Dr. Alberto e Dr. Mirtes se entreolharam sem saber o que dizer. O consultor e Mudão aguardavam.
“- Mostre a mesa ao Jacy, Dona Mirtes”
   E o Mudão foi e sentou-se na mesinha. Tinha um arranjo de flores secas à altura do peito e um telefone ao alcance dos dedos. Dona Mirtes recomendou que ele ficasse ali, quietinho, coisa que sabia fazer muito bem. Mudão concordou com um “rã-rum”.
   Pouco tempo depois, o telefone começa a tocar. Mudão continuou ali: quietão. Tocou uma, duas, vinte vezes, e Mudão não agüentou e atendeu “rã?”. Era alguém tagarelando com louco . Mudão limitava-se a fazer “rã-rã” ou “rum-rum” que o outro nem percebia a diferença. Dr. Alberto saiu da sala e Mudão lhe entregou o telefone. Do outro lado, mil elogios para aquele, eficiente funcionário, que finalmente sabia atender. Era um sujeito importante e Dr. Alberto desligou, sorriu para o Mudão e disse “obrigado”. Mudão limitou-se ao seu “rã-rum”.

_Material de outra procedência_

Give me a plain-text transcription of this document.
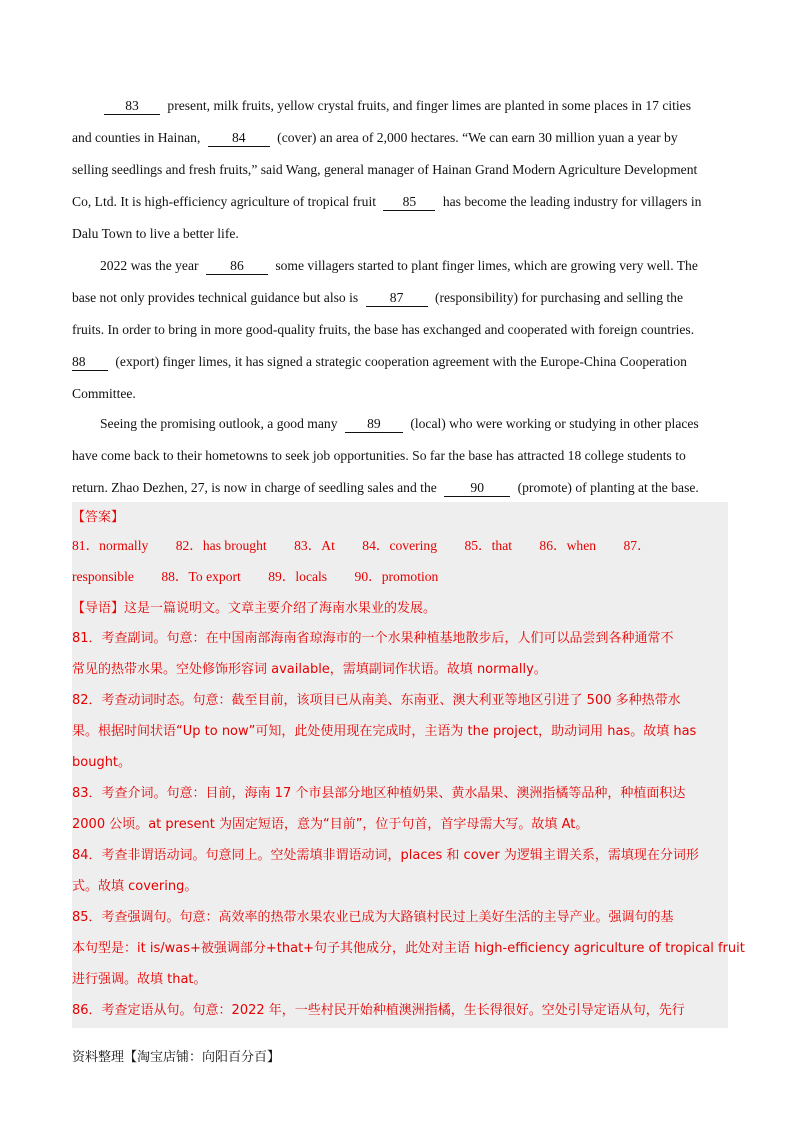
83 present, milk fruits, yellow crystal fruits, and finger limes are planted in some places in 17 cities
and counties in Hainan, 84 (cover) an area of 2,000 hectares. “We can earn 30 million yuan a year by
selling seedlings and fresh fruits,” said Wang, general manager of Hainan Grand Modern Agriculture Development
Co, Ltd. It is high-efficiency agriculture of tropical fruit 85 has become the leading industry for villagers in
Dalu Town to live a better life.
2022 was the year 86 some villagers started to plant finger limes, which are growing very well. The
base not only provides technical guidance but also is 87 (responsibility) for purchasing and selling the
fruits. In order to bring in more good-quality fruits, the base has exchanged and cooperated with foreign countries.
88 (export) finger limes, it has signed a strategic cooperation agreement with the Europe-China Cooperation
Committee.
Seeing the promising outlook, a good many 89 (local) who were working or studying in other places
have come back to their hometowns to seek job opportunities. So far the base has attracted 18 college students to
return. Zhao Dezhen, 27, is now in charge of seedling sales and the 90 (promote) of planting at the base.
【答案】
81．normally 82．has brought 83．At 84．covering 85．that 86．when 87．
responsible 88．To export 89．locals 90．promotion
【导语】这是一篇说明文。文章主要介绍了海南水果业的发展。
81．考查副词。句意：在中国南部海南省琼海市的一个水果种植基地散步后，人们可以品尝到各种通常不
常见的热带水果。空处修饰形容词 available，需填副词作状语。故填 normally。
82．考查动词时态。句意：截至目前，该项目已从南美、东南亚、澳大利亚等地区引进了 500 多种热带水
果。根据时间状语“Up to now”可知，此处使用现在完成时，主语为 the project，助动词用 has。故填 has
bought。
83．考查介词。句意：目前，海南 17 个市县部分地区种植奶果、黄水晶果、澳洲指橘等品种，种植面积达
2000 公顷。at present 为固定短语，意为“目前”，位于句首，首字母需大写。故填 At。
84．考查非谓语动词。句意同上。空处需填非谓语动词，places 和 cover 为逻辑主谓关系，需填现在分词形
式。故填 covering。
85．考查强调句。句意：高效率的热带水果农业已成为大路镇村民过上美好生活的主导产业。强调句的基
本句型是：it is/was+被强调部分+that+句子其他成分，此处对主语 high-efficiency agriculture of tropical fruit
进行强调。故填 that。
86．考查定语从句。句意：2022 年，一些村民开始种植澳洲指橘，生长得很好。空处引导定语从句，先行
资料整理【淘宝店铺：向阳百分百】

   Naquela tarde, a presença do Mudão intimidou três dos assessores mais chatos da empresa e impediu a aproximação de pelo menos nove puxa-sacos.. A amante do Dr. Alberto ligou, chorou, se esgoelou e depois desligou, feliz porque sabia que tinha agora um amigo na empresa: o Mudão, que ficou mudo o tempo todo. A esposa foi a próxima a ligar e reclamar da empregada, do filho, do chofer, do cirurgião-plástico e do terapeuta. Mudão ouviu em silêncio, interrompendo vez ou outra, com um “rã-rum” e a mulher adorou. Ligou direto para o celular do marido para dizer que finalmente tinham contratado alguém competente que sabia ouvir.
   E assim foi o primeiro dia, e o segundo, o terceiro, o mês, julho, agosto e o Dr. Alberto, satisfeito, porque ninguém o fazia perder tempo ou gastava seu ouvido com besteiras. O Mudão era tudo o que queria. E chegou setembro, dia da secretária, e ele não sabia o que fazer, mas acabou cedendo aos apelos da mídia. Comprou um buquê de flores e mandou entregar para o Jacy. O entregador veio até a mesa e perguntou pela secretária.
   O Mudão não disse nada, tirou as flores das mãos do menino, leu o cartão, deu um gorjeta ao garoto e o mandou embora como “rã-rum”.
   Ninguém viu, mas nessa hora, ele tinha lágrimas nos olhos.